What to Watch For in Neuroenology
Reviewer S. Parsons wrote “Get ready to go back to Medical School on this one” and that is only a mild exaggeration. Shepherd does not simplify the anatomy, and passages on the cranial nerves involved in taste processing and the specific regions of the cerebral cortex that integrate flavor perception require real attention. The reviewer who called it a “dry, somewhat complex layperson’s summary” was being accurate, not unkind. If your patience for anatomical vocabulary is limited, you will feel that in the middle sections.
This is also a book that is easier to absorb in shorter sessions than in marathon listening. The neuroscience deserves reflection time. Trying to move through it quickly in the way you might move through a thriller will leave you with less than you deserve from the material.
Who Should Listen to Neuroenology
This is for serious oenophiles who want a deeper account of what is actually happening when they taste, and for anyone with an interest in sensory neuroscience who happens to enjoy wine as a context for the science. It is also genuinely useful for aspiring sommeliers who want a scientific foundation for the tasting language their training already uses. It is not for casual wine drinkers looking for pairing suggestions or varietal guides, that is simply a different book. The Financial Review called it “clear, concise and highly readable,” which is accurate relative to its academic origins; it is not light reading by general standards.
Frequently Asked Questions
Do you need a science background to follow Neuroenology?
Not a formal one, but you need patience with anatomical vocabulary. Shepherd writes for a broad audience and defines his terms, but the detail is real. The Financial Review described it as clear and concise for its level of technical content, and that is an accurate gauge, accessible to a motivated non-specialist, but not effortless.
Is this primarily about wine, or is the science the main focus?

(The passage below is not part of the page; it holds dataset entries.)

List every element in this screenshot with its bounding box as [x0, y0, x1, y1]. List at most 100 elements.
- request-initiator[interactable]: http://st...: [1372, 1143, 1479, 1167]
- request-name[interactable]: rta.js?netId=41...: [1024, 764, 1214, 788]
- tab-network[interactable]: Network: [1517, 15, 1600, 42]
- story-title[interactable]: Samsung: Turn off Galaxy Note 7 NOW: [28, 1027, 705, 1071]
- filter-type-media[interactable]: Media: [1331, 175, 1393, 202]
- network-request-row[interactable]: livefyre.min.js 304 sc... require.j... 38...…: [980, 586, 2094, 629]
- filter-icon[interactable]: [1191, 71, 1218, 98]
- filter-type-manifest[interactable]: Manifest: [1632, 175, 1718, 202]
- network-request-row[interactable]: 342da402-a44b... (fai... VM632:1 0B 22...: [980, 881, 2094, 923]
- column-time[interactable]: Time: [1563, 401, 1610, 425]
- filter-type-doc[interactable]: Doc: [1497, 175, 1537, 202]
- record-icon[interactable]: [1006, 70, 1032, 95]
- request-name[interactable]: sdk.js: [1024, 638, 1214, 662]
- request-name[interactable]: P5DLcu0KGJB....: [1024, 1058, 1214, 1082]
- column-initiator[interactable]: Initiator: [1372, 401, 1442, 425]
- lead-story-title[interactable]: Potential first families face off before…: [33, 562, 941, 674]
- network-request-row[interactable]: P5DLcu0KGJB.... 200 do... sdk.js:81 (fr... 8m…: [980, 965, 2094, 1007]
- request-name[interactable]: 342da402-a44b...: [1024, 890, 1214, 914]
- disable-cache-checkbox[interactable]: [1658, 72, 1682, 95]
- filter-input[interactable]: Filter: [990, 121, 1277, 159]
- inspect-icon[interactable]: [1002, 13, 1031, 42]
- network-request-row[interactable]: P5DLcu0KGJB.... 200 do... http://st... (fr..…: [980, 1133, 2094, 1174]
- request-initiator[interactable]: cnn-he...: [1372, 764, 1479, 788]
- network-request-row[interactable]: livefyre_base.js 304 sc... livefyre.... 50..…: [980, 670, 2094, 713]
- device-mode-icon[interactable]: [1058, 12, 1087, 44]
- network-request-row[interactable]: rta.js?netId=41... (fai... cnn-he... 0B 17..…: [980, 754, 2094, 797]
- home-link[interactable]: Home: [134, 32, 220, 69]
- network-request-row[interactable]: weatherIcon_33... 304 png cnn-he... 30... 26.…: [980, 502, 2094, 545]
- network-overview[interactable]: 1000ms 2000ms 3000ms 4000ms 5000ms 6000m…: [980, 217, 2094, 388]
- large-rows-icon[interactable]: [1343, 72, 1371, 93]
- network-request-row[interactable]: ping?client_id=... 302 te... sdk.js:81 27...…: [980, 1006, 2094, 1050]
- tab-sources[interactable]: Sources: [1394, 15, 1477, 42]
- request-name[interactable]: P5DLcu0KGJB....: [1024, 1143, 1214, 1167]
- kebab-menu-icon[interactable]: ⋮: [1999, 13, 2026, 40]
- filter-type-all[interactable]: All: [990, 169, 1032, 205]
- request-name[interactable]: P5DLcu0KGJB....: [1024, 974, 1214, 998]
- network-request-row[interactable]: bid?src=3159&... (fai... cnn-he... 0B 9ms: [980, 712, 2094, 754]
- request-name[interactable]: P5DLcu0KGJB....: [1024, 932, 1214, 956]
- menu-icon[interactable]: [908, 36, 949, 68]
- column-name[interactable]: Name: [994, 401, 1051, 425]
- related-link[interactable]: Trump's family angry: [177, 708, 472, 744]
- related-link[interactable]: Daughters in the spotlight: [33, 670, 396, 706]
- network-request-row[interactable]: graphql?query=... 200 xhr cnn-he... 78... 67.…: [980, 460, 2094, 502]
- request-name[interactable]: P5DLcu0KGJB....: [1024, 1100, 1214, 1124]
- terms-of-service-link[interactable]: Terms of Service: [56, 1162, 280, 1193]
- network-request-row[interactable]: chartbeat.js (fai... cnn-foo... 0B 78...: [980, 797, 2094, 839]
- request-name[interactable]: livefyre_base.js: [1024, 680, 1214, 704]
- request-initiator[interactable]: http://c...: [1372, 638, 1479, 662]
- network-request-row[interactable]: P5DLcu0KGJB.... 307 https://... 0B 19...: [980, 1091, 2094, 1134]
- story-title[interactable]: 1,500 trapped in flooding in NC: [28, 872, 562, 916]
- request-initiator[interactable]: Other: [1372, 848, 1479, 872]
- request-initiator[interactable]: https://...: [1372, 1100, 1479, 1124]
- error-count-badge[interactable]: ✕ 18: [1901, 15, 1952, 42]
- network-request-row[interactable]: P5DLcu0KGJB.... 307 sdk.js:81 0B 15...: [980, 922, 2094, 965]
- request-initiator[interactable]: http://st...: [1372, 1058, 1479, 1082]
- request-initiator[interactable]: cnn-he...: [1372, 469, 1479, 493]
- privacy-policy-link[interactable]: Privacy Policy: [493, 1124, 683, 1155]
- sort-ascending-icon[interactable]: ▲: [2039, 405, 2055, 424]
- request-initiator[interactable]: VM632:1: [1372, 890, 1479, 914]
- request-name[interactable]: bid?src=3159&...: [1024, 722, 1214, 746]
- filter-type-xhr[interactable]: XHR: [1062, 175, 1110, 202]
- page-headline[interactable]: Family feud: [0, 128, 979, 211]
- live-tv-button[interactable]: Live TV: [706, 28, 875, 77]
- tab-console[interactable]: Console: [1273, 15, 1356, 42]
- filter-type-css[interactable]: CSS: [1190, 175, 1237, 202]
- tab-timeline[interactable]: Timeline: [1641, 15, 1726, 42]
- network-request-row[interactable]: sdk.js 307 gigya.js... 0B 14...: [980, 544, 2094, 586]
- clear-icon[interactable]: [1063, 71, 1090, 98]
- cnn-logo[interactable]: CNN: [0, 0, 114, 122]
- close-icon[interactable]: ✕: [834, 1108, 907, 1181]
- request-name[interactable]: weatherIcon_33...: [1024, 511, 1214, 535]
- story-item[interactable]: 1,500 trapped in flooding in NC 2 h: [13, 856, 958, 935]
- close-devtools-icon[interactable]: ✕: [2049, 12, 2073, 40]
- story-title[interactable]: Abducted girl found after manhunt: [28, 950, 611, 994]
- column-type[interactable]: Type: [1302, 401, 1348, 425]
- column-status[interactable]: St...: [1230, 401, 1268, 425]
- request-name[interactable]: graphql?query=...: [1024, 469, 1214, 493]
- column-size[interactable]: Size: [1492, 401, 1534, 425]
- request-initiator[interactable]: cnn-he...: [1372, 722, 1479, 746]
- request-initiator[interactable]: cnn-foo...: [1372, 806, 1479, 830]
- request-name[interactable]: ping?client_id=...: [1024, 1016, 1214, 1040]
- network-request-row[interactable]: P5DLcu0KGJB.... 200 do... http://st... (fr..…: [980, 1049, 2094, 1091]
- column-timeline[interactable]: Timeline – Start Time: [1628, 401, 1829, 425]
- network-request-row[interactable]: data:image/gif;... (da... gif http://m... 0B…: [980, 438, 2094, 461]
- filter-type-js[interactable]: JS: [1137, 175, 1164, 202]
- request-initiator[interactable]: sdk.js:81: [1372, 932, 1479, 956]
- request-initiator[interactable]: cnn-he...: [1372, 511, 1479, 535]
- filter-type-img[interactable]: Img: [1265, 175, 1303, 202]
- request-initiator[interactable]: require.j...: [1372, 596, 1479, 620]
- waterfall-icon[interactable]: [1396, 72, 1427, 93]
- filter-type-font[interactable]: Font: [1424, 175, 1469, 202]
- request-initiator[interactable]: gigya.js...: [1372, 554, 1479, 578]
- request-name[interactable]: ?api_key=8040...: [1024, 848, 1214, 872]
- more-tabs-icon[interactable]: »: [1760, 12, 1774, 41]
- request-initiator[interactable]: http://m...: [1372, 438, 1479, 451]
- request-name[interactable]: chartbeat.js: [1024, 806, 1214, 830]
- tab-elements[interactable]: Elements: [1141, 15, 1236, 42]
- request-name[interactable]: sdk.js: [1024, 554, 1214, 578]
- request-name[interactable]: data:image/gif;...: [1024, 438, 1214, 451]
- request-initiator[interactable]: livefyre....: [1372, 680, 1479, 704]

Both, but the science is the lens. Shepherd is a neuroscientist who became interested in wine because it presented an extraordinary case study for sensory processing. If the neuroscience of taste is not inherently interesting to you, the wine framing alone will not sustain attention. If it is interesting, the wine context makes it concrete and sensory in ways that pure neuroscience often is not.
Does the book include practical tasting guidance, or is it purely theoretical?
There is a practical tasting section that several reviewers identified as the most immediately applicable content. The book describes a specific method for tasting wine that follows from the neuroscience, involving oral movement, retronasal breathing, and deliberate attention to different sensory streams. Reviewer Carl S. Lau described it as a transformative experience to try.
How does Neuroenology differ from other wine education books?
Most wine books approach taste from the outside, varietal characteristics, regional styles, pairing principles. Neuroenology approaches from the inside, asking what is biologically occurring during the experience of tasting. It is the only book on wine tasting by a neuroscientist, and its contribution is explaining the mechanism rather than the output of taste.